El país al margen de la ley, caracterizado hace bastante tiempo en las cuestiones relacionadas con la tierra y las edificaciones, tiene una particularidad. Hay que remarcar que como comunidad somos muy intolerantes a los actos de fuerza de las familias sin vivienda que deciden realizar una toma, pero no nos preocupamos cuando los grandes desarrolladores inmobiliarios se quedan con tierras públicas ilegalmente (por ejemplo, los casos del shopping Distrito Arcos o del emprendimiento inmobiliario Ciudad Palmera) o cuando la planificación de una ciudad se ve destruida por la sistematicidad de un gobierno en entregar permisos ilegales para construcciones a sus empresarios amigos, como es el caso de la Ciudad de Buenos Aires. La ilegalidad sistémica (corrupción) en el sector inmobiliario es plena responsabilidad de la clase política que gobierna. La ciudadanía porteña, en general, permanece impasible frente a la constante aprobación de leyes de blanqueos inmobiliarios, leyes de legalización de obras ilegales. Este lunes 7 de septiembre se trata una nueva reforma del Código Urbanístico de la Ciudad para legalizar, por ejemplo, el emprendimiento de NorthBaires en Palermo Chico o el de Marcelo Mindlin en Belgrano.

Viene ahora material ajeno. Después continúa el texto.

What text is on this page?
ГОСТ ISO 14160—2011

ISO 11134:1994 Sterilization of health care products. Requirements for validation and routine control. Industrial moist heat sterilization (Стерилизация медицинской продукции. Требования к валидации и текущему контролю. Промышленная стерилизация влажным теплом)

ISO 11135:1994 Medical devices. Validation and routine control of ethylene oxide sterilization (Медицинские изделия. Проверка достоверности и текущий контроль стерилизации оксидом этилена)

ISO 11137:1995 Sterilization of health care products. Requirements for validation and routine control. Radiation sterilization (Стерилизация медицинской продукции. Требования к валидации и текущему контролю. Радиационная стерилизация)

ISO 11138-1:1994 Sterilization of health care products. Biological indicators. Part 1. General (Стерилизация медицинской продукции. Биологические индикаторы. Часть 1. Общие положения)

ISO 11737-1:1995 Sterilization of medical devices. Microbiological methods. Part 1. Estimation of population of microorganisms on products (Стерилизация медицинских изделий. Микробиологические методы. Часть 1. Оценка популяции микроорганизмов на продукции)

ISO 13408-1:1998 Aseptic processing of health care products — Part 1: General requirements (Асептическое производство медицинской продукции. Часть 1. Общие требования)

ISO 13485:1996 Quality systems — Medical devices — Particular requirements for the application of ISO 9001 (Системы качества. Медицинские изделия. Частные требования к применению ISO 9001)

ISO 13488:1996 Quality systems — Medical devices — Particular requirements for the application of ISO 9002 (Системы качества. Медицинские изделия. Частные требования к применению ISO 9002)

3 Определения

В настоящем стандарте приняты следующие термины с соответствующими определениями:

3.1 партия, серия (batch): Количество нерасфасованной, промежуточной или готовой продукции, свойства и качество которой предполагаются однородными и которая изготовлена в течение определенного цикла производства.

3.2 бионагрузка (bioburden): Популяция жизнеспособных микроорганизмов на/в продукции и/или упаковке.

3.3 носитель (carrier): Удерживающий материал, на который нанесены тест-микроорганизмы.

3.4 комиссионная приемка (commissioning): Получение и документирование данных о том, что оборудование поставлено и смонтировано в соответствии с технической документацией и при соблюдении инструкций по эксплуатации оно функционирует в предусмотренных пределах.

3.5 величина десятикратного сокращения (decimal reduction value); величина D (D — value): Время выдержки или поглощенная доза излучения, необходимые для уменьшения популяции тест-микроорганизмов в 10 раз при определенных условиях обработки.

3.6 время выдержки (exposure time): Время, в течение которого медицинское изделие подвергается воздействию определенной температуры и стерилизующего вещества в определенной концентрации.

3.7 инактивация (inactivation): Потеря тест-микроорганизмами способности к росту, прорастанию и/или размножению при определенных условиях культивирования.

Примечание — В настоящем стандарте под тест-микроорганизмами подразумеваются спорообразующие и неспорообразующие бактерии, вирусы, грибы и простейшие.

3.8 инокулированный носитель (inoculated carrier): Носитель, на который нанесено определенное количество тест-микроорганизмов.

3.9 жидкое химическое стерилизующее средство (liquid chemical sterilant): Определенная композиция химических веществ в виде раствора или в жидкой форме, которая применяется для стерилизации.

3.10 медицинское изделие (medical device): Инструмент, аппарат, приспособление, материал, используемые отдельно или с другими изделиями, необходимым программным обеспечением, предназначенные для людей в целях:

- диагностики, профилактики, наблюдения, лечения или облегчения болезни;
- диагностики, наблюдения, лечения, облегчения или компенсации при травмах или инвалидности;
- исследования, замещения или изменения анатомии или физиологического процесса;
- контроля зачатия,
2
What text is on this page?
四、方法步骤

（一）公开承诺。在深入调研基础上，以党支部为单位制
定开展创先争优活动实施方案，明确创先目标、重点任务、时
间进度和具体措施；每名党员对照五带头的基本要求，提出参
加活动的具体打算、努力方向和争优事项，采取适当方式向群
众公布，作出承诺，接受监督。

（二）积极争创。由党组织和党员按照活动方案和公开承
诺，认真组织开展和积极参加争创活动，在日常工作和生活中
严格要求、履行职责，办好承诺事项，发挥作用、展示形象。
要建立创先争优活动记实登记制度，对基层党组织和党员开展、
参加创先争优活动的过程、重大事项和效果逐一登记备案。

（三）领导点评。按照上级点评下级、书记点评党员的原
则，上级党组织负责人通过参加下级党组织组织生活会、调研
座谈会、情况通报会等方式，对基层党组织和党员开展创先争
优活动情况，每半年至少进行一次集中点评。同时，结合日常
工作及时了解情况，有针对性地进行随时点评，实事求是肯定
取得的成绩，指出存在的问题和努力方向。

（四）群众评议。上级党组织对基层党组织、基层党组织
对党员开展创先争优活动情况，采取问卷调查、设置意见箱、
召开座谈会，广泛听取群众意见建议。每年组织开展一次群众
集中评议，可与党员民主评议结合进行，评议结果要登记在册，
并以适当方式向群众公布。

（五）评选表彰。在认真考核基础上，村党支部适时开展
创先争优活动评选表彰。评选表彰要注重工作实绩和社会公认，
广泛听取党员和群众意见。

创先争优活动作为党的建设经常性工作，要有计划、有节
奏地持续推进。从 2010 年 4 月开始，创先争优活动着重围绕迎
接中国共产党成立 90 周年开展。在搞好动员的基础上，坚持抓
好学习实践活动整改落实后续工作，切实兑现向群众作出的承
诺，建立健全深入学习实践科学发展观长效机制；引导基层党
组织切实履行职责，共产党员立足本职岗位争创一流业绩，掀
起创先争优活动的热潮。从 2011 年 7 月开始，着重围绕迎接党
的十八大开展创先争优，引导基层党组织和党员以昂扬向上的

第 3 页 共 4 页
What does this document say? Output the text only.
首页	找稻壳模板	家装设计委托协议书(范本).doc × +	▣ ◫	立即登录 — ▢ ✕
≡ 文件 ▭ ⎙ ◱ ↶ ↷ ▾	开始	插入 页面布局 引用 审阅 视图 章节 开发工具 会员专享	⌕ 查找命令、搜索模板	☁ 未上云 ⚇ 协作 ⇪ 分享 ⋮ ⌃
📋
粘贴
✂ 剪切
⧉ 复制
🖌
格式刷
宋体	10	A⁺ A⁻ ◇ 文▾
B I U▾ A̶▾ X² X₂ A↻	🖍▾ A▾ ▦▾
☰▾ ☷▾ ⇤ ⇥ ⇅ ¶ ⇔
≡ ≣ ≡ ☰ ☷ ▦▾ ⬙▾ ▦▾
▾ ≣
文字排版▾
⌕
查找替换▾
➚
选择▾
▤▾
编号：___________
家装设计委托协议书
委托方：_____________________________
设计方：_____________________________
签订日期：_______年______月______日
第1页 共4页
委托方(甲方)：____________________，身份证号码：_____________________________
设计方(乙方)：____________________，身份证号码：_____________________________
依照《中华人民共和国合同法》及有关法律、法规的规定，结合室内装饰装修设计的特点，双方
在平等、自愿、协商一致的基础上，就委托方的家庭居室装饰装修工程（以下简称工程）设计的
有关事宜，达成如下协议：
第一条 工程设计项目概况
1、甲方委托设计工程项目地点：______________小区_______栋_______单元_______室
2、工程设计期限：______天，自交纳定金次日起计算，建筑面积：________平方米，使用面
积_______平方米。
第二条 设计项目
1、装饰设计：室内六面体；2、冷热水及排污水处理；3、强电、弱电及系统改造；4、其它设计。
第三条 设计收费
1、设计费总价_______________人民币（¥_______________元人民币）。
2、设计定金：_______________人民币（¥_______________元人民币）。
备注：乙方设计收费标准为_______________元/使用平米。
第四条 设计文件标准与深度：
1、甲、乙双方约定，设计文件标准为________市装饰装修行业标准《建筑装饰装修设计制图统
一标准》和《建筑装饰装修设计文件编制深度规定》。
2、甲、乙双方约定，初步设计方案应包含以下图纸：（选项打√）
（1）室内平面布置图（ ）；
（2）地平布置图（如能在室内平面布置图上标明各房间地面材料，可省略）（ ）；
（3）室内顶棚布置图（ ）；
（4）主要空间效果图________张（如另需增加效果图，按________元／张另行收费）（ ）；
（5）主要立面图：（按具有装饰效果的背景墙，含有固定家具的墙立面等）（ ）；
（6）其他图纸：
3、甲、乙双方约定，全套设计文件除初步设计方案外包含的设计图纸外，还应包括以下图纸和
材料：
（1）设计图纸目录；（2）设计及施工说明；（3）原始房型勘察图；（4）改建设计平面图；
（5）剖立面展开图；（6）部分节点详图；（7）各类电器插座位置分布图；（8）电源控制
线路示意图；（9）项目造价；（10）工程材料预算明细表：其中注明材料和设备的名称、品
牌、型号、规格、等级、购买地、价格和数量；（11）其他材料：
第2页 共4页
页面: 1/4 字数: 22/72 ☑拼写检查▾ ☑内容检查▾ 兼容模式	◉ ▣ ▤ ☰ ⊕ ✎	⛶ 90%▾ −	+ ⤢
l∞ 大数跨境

La contracara de la justicia por mano propia es un Estado y una comunidad que han fracasado rotundamente en garantizar a sus integrantes el ejercicio de derechos humanos y fundamentales como la vivienda en este caso, entre otros. Este fracaso no es reciente ni es superficial y no le corresponde a ninguna de las dos partes visibilizadas en el conflicto entre ocupados y ocupantes de las tomas, o entre propietarios vs. no propietarios. Tenemos que buscarlo en la base de sustentación de la montaña. Nos referimos al sistema (diseño de las reglas del juego y su desigual cumplimiento) que ha permitido la actual dinámica excluyente del mercado.

Las reglas de juego no pudieron evitar que se produzca una exacerbada concentración del poder inmobiliario, ya sea por la astucia para explotar las posibilidades o por la impunidad en la violación sistemática de las normas. Un sector de la población se ha nutrido con voracidad extrema de las fallas regulatorias y de control del sistema, y lucra en base a mantener un desequilibrio permanente entre oferta y demanda, para que las condiciones de acceso a la oferta “disponible” siempre estén en el límite y le aseguren el máximo lucro con cada operación, aún a riesgo de llevar al mismísimo sistema a la quiebra, y a costa del respeto por los derechos constitucionales. No está de más recordar en este punto que la última gran crisis del 2008 (burbuja inmobiliaria) tuvo su origen precisamente en esta acción perversa de determinados actores clave sobre el mercado de vivienda.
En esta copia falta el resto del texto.